The parametric facial model is animated and creates expressions by specifying the set of parameter values such as head orientation, lips movement, jaw movement, etc. These parameters are extracted by facial feature extraction module at the sender side. Once the features are extracted, the sender automatically computes the parameter set and send them via the network to animate the facial model at the receiver side.

To implement this real-time facial reconstruction, we use OpenGL for WindowNT and a 3D graphic accelerator (Matrox Millienium). The face polygons are bound with the different materials for different facial parts (flesh, lips, eyelash, etc). Then they are rendered and shaded to make it more realistic. In addition, the double buffering is performed. While a buffer is displayed, the other one is being drawn. When the drawing is complete, they are swapped. This technique makes the animation more smooth. Eventually, we achieved about 4-16 frames per second depends on the face display window size.
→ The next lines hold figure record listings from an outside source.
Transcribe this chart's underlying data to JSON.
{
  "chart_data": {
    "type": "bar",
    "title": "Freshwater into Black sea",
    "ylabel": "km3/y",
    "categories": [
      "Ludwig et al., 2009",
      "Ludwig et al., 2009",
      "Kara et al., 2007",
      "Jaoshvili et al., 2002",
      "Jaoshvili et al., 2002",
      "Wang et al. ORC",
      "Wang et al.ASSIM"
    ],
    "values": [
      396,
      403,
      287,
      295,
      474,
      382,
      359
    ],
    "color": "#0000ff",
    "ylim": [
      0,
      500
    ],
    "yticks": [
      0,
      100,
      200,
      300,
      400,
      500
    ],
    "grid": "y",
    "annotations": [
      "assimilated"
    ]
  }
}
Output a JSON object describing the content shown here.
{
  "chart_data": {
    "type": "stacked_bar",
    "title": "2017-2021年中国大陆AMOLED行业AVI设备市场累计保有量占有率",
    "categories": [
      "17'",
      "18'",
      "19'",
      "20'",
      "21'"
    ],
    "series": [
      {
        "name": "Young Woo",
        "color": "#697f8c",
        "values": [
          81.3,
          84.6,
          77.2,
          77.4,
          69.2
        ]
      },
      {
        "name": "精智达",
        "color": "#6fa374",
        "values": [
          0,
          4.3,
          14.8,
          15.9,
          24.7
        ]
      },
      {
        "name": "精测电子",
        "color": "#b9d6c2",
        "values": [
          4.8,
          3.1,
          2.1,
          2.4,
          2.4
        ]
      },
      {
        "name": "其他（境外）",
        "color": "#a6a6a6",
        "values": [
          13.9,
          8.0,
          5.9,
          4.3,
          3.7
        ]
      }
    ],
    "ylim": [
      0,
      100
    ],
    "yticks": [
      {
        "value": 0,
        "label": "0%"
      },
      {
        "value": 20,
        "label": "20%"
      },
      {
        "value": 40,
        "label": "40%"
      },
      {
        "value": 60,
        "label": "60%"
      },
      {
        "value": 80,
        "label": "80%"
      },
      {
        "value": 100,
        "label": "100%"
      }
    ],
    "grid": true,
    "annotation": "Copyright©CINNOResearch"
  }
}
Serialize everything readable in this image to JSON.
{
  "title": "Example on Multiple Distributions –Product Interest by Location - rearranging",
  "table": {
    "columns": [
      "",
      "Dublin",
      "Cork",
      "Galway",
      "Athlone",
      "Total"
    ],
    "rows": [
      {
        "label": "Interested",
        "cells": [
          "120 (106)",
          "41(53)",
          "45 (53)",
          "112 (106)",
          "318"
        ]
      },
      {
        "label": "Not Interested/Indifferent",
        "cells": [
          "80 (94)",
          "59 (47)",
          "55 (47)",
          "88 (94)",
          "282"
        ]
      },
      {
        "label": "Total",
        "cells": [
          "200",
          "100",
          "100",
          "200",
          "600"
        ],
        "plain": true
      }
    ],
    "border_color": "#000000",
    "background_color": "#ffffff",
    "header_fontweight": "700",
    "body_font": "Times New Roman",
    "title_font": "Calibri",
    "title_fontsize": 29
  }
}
When the window size is about 2x2 inches, we get about 16 frames per second.

 

Conclusions

We have designed and implemented a teleconferencing system that using feature extraction for human faces to greatly reduce the bandwidth needed. By making some key simplifications (e.g. using color to track features of interest), we were able to develop a system that runs in real-time. The reconstructed face shows head pose and the shape of the mouth, which is synchronized with the voice data. Extensions such as tracking the eyebrows, eyes, and other contours of the face would further enhance the system’s realism.